Le 20 novembre dernier, à l'occasion de la visite ad limina d'un groupe d'évêques français, le Cardinal Vingt-Trois a répondu aux questions des journalistes sur les deux manifestations qui avaient eu lieu à Paris le week-end précédent contre le "mariage pour tous".
Si j'en crois ce que rapporte l'Agence I-Media , voici le coeur de ses propos:

“Samedi, c’était une manifestation qui était conçue et déclarée comme non-confessionnelle, même si beaucoup d’organisations chrétiennes tout à fait explicites ont participé à l’organisation, mais c’était ouvert à quiconque partageait les thèmes de la manifestation, d’où la participation de juifs, de musulmans, d’agnostiques, d’athées, etc…... Qu’il y ait eu une mobilisation plus forte des chrétiens on s’en réjouit, mais je me suis refusé à appeler à cette manifestation comme président de la conférence épiscopale car je ne voulais pas que ce soit une manifestation organisée et subventionnée par l’Eglise“ (Ndlr: bravo pour le courage!).
...
“Le dimanche, le groupe Civitas, qui est un groupe borderline intégriste, et même au-delà de borderline, a appelé explicitement à la défense du catholicisme et dit ‘nous les catholiques’, mais des ‘nous les catholiques’ il n’y en avait pas beaucoup !“

Jean Madiran lui consacre aujourd'hui dans Présent un billet dont je partage chaque ligne (1)

Moi non plus, je ne comprends pas vraiment les propos du pasteur, qui devrait donc rassembler, et au contraire divise, voire anathémise! Je regrette beaucoup qu'il ait cru devoir séparer les bons et les mauvais catholiques (sur quels critères?), rejetant les derniers.
Quant à la prétendue "agression" dont auraient été victimes les femen, personne de sérieux ne peut croire à cette fable! Il s'agit d'une inversion diabolique des faits, et s'appuyer sur cette pantomine pour dire que la violence est consubstantielle aux mouvements "d'extrême-droite" discrédite l'ensemble de l'argumentation contre la "mauvaise" manif.

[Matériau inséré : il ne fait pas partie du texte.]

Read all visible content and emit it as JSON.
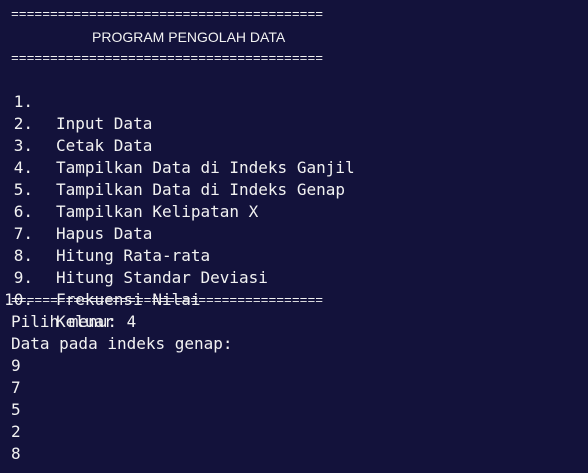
{
  "terminal": {
    "separator": "========================================",
    "title": "PROGRAM PENGOLAH DATA",
    "menu": [
      {
        "num": "1.",
        "label": "Input Data"
      },
      {
        "num": "2.",
        "label": "Cetak Data"
      },
      {
        "num": "3.",
        "label": "Tampilkan Data di Indeks Ganjil"
      },
      {
        "num": "4.",
        "label": "Tampilkan Data di Indeks Genap"
      },
      {
        "num": "5.",
        "label": "Tampilkan Kelipatan X"
      },
      {
        "num": "6.",
        "label": "Hapus Data"
      },
      {
        "num": "7.",
        "label": "Hitung Rata-rata"
      },
      {
        "num": "8.",
        "label": "Hitung Standar Deviasi"
      },
      {
        "num": "9.",
        "label": "Frekuensi Nilai"
      },
      {
        "num": "10.",
        "label": "Keluar"
      }
    ],
    "prompt": "Pilih menu: 4",
    "result_header": "Data pada indeks genap:",
    "values": [
      "9",
      "7",
      "5",
      "2",
      "8"
    ]
  },
  "colors": {
    "background": "#13123b",
    "text": "#f2f2f2"
  }
}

Don Ucciardo, le jeune prêtre italien que nous avons déjà rencontré plusieurs fois dans ces pages (cf. benoit-et-moi.fr/2012(III)), répond indirectement au Cardinal.

     

Intègre, c'est-à-dire catholique.
25 Novembre 2012
Don Antonio Ucciardo
http://www.daportasantanna.it

Depuis quelque temps, on voit s'insinuer la croyance étrange que le catholicisme peut être intégriste. Aucun homme qui veut se faire appeler religieux, ne peut ouvrir son cœur à l'intégrisme. Les appels répétés du pape Benoît XVI devraient être plus que suffisants pour tranquilliser à propos de l'esprit qui imprègne le catholicisme. Nous avons toutefois une preuve bien plus grande que des mots qui pourraient apparaître dictés par l'opportunisme. Nous avons pour nous la charité, qui ne regarde pas à la religion et ne demande même pas la conversion à notre foi.
Il ne me semble pas que les catholiques se fassent exploser, ni qu'il recourent à la violence pour faire valoir leurs croyances religieuses ou les voir respectées. On nous dit que le mal, nous l'avons derrière nous, que nous avons imposé la foi par les armes. Sans recourir à Phèdre et à sa fable du loup et de l'agneau (ndt: voir ici les trois versions de cette fable, respectivement par Esope, Phèdre et La Fontaine ) , nous avons la documentation nécessaire pour faire cesser aussi ce lieu commun. Peu de gens savent, par exemple, que, face aux actes de violence perpétrés par les conquistadores, régulièrement cités comme exterminateurs de peuples sages (qui scrutaient les étoiles et sacrifiaient les enfants), l'Église prit immédiatement position, condamnant ces actions qui n'avaient rien de chrétien. Il va sans dire qu'aujourd'hui encore, un voleur, baptisé dans la foi de l'Eglise et même pratiquant, doit être condamné, comme c'est le cas. Je n'ai jamais entendu dire, toutefois, que dans un cas de ce genre, le procureur ait poursuivi l'Église catholique pour vol qualifié. Nous savons distinguer l'Eglise de ses enfants, contrairement à ceux qui n'hésiteraient pas à faire tout pour voir affirmée leur idéologie. Parce que s'il est vrai que l'intégrisme est aujourd'hui associé à la religion, et certes pas par la faute des catholiques, il est également vrai que ce n'est pas un phénomène que l'on retrouve seulement dans la sphère religieuse.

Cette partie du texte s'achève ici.